American officials believed the information-sharing was improving.

General Gutierrez's downfall is especially problematical for the White House Drug coordinator, Gen. Barry McCaffrey, who had publicly lauded the Mexican's integrity and patriotism.

General Gutierrez was named to the drug post by President Zedillo on Dec. 6, 1996. General Cervantes acknowleged that he personally recommended the general for the job because of the officer's record of tough measures against some of the major drug dealers in the central Mexican region where he served as commander for seven years.

But military investigators learned that General Gutierrez's Mexico City apartment was provided to him by one of Mr. Carrillo Fuentes' highest lieutenants.

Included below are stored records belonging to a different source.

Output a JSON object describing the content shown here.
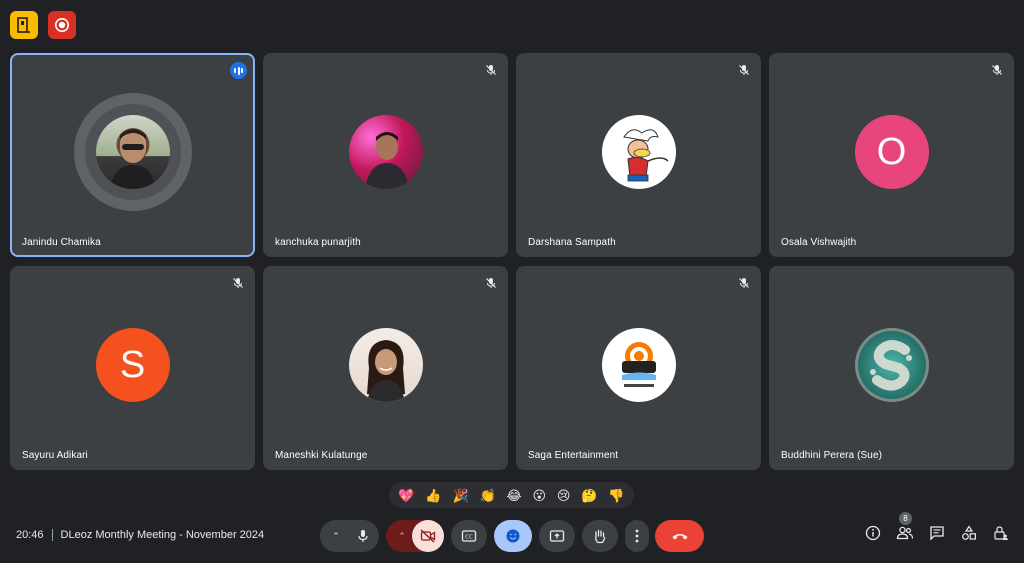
{
  "meeting": {
    "time": "20:46",
    "title": "DLeoz Monthly Meeting - November 2024"
  },
  "participants": [
    {
      "name": "Janindu Chamika",
      "avatar": "photo",
      "speaking": true,
      "muted": false
    },
    {
      "name": "kanchuka punarjith",
      "avatar": "photo",
      "muted": true
    },
    {
      "name": "Darshana Sampath",
      "avatar": "cartoon-photo",
      "muted": true
    },
    {
      "name": "Osala Vishwajith",
      "avatar": "letter",
      "letter": "O",
      "color": "#e8457c",
      "muted": true
    },
    {
      "name": "Sayuru Adikari",
      "avatar": "letter",
      "letter": "S",
      "color": "#f4511e",
      "muted": true
    },
    {
      "name": "Maneshki Kulatunge",
      "avatar": "photo",
      "muted": true
    },
    {
      "name": "Saga Entertainment",
      "avatar": "logo",
      "muted": true
    },
    {
      "name": "Buddhini Perera (Sue)",
      "avatar": "logo-s",
      "letter": "S",
      "muted": false
    }
  ],
  "reactions": [
    "💖",
    "👍",
    "🎉",
    "👏",
    "😂",
    "😮",
    "😢",
    "🤔",
    "👎"
  ],
  "people_count": "8",
  "colors": {
    "background": "#202124",
    "tile": "#3c4043",
    "accent": "#8ab4f8",
    "end_call": "#ea4335",
    "host_controls": "#f9bc02",
    "record": "#d93025"
  }
}
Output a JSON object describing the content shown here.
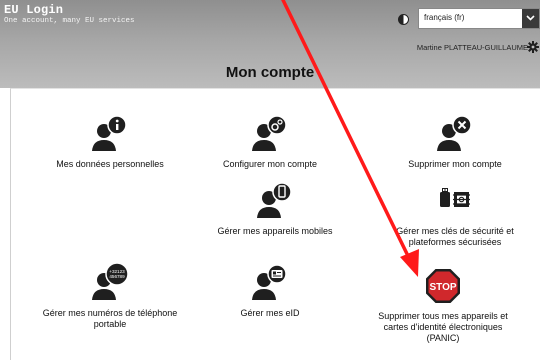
{
  "app": {
    "title": "EU Login",
    "tagline": "One account, many EU services"
  },
  "header": {
    "language": "français (fr)",
    "user": "Martine PLATTEAU-GUILLAUME",
    "page_title": "Mon compte"
  },
  "tiles": {
    "personal_data": "Mes données personnelles",
    "configure": "Configurer mon compte",
    "delete": "Supprimer mon compte",
    "mobile_devices": "Gérer mes appareils mobiles",
    "security_keys": "Gérer mes clés de sécurité et plateformes sécurisées",
    "phone_numbers": "Gérer mes numéros de téléphone portable",
    "eid": "Gérer mes eID",
    "panic": "Supprimer tous mes appareils et cartes d'identité électroniques (PANIC)",
    "phone_icon_text": "+32123 456789",
    "stop_text": "STOP"
  },
  "colors": {
    "annotation_arrow": "#ff1a1a",
    "stop_sign": "#d0282c",
    "icon_dark": "#1f1f1f"
  }
}
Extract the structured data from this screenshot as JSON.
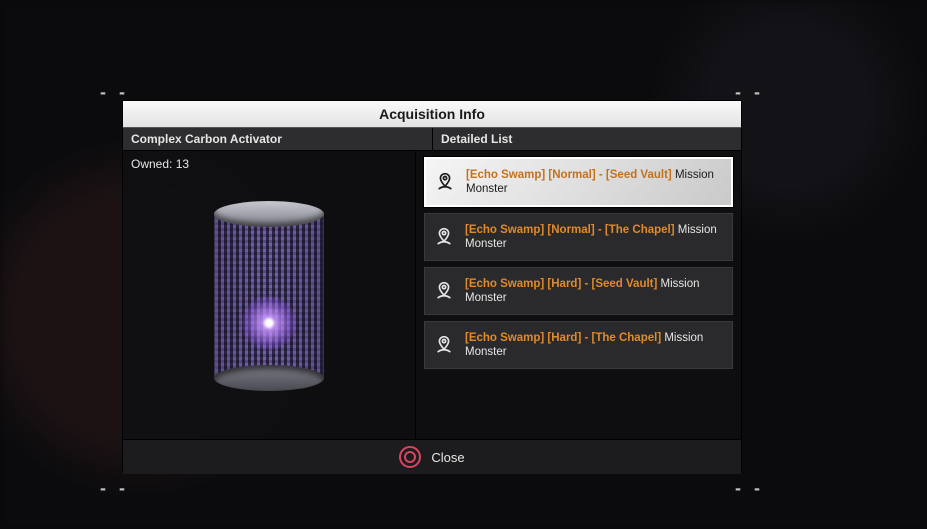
{
  "panel": {
    "title": "Acquisition Info",
    "item_header": "Complex Carbon Activator",
    "list_header": "Detailed List",
    "owned_label": "Owned:",
    "owned_count": 13,
    "close_label": "Close"
  },
  "entries": [
    {
      "location": "[Echo Swamp] [Normal] - [Seed Vault]",
      "suffix": "Mission Monster",
      "selected": true
    },
    {
      "location": "[Echo Swamp] [Normal] - [The Chapel]",
      "suffix": "Mission Monster",
      "selected": false
    },
    {
      "location": "[Echo Swamp] [Hard] - [Seed Vault]",
      "suffix": "Mission Monster",
      "selected": false
    },
    {
      "location": "[Echo Swamp] [Hard] - [The Chapel]",
      "suffix": "Mission Monster",
      "selected": false
    }
  ],
  "colors": {
    "accent": "#e08a2a",
    "close": "#d9455f"
  }
}
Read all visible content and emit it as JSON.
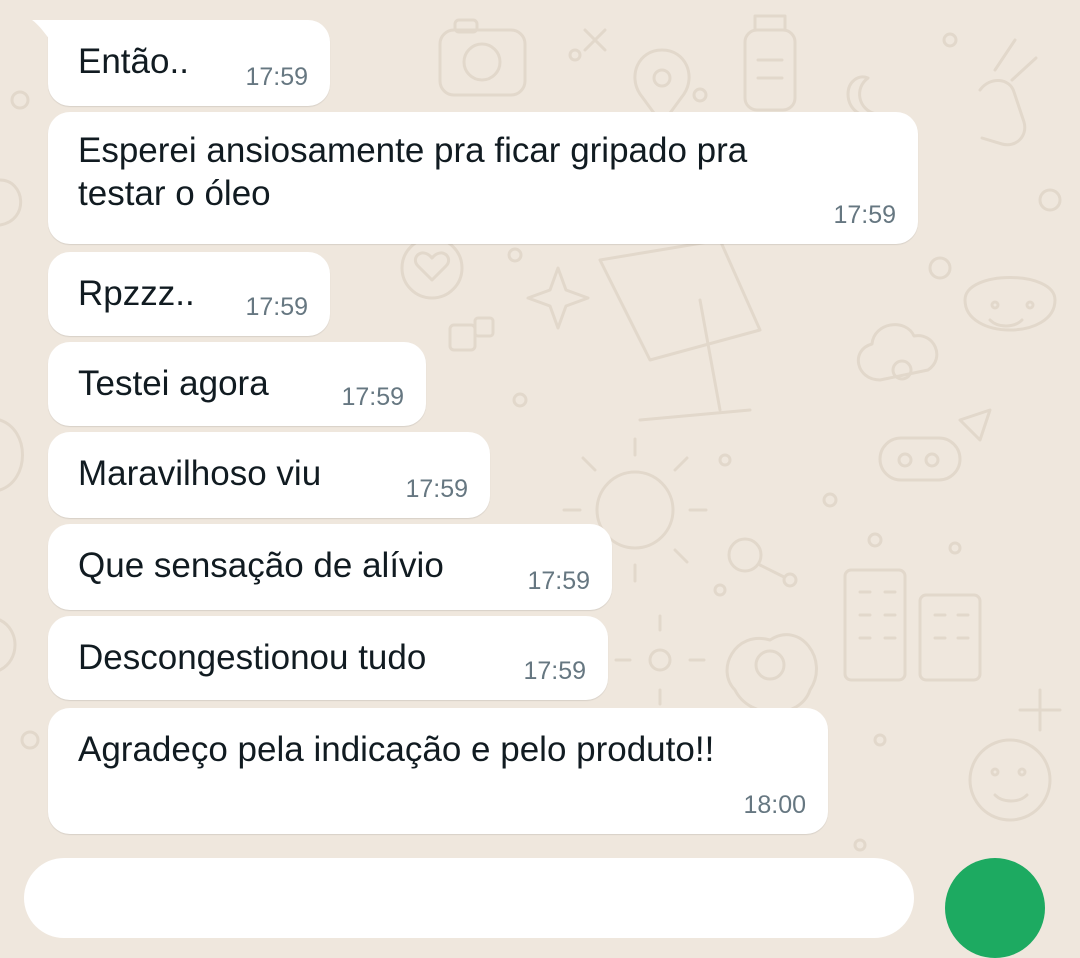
{
  "colors": {
    "background": "#efe7dd",
    "bubble": "#ffffff",
    "text": "#111b21",
    "timestamp": "#667781",
    "send_button": "#1daa61"
  },
  "messages": [
    {
      "text": "Então..",
      "time": "17:59"
    },
    {
      "text": "Esperei ansiosamente pra ficar gripado pra\ntestar o óleo",
      "time": "17:59"
    },
    {
      "text": "Rpzzz..",
      "time": "17:59"
    },
    {
      "text": "Testei agora",
      "time": "17:59"
    },
    {
      "text": "Maravilhoso viu",
      "time": "17:59"
    },
    {
      "text": "Que sensação de alívio",
      "time": "17:59"
    },
    {
      "text": "Descongestionou tudo",
      "time": "17:59"
    },
    {
      "text": "Agradeço pela indicação e pelo produto!!",
      "time": "18:00"
    }
  ],
  "composer": {
    "icon": "send-icon"
  }
}
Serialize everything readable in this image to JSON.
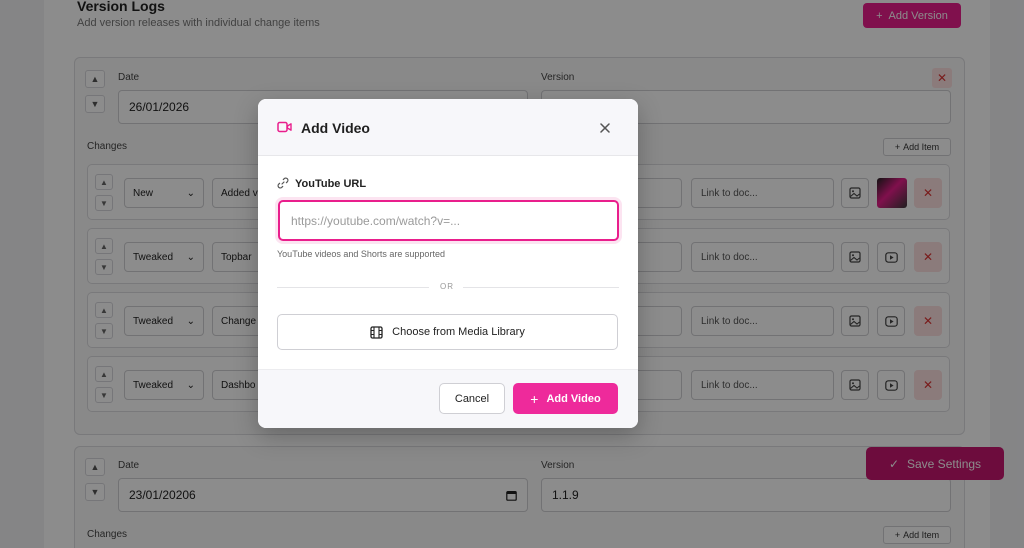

Using wiretaps, the investigators gathered evidence that top aides to the general had received large payoffs in dollars as well as vehicles and special encrypting devices from the Carrillo Fuentes organization.

An aide to General Gutierrez, Horacio Montenegro Ortiz, was accused of carrying out a kidnapping in September 1996 whose victim has never reappeared and is presumed dead. The armed forces also accused General Gutierrez of harboring army desertors and profiting from contraband operations in clothing and other goods besides drugs.

In an ingenious scheme, Mexican officials said, General Gutierrez protected his reputation as an effective anti-narcotics officer by attacking some drug organizations while working secretly with Mr. Carrillo Fuentes.


--Craig Pyes contributed reporting to this article from Washington.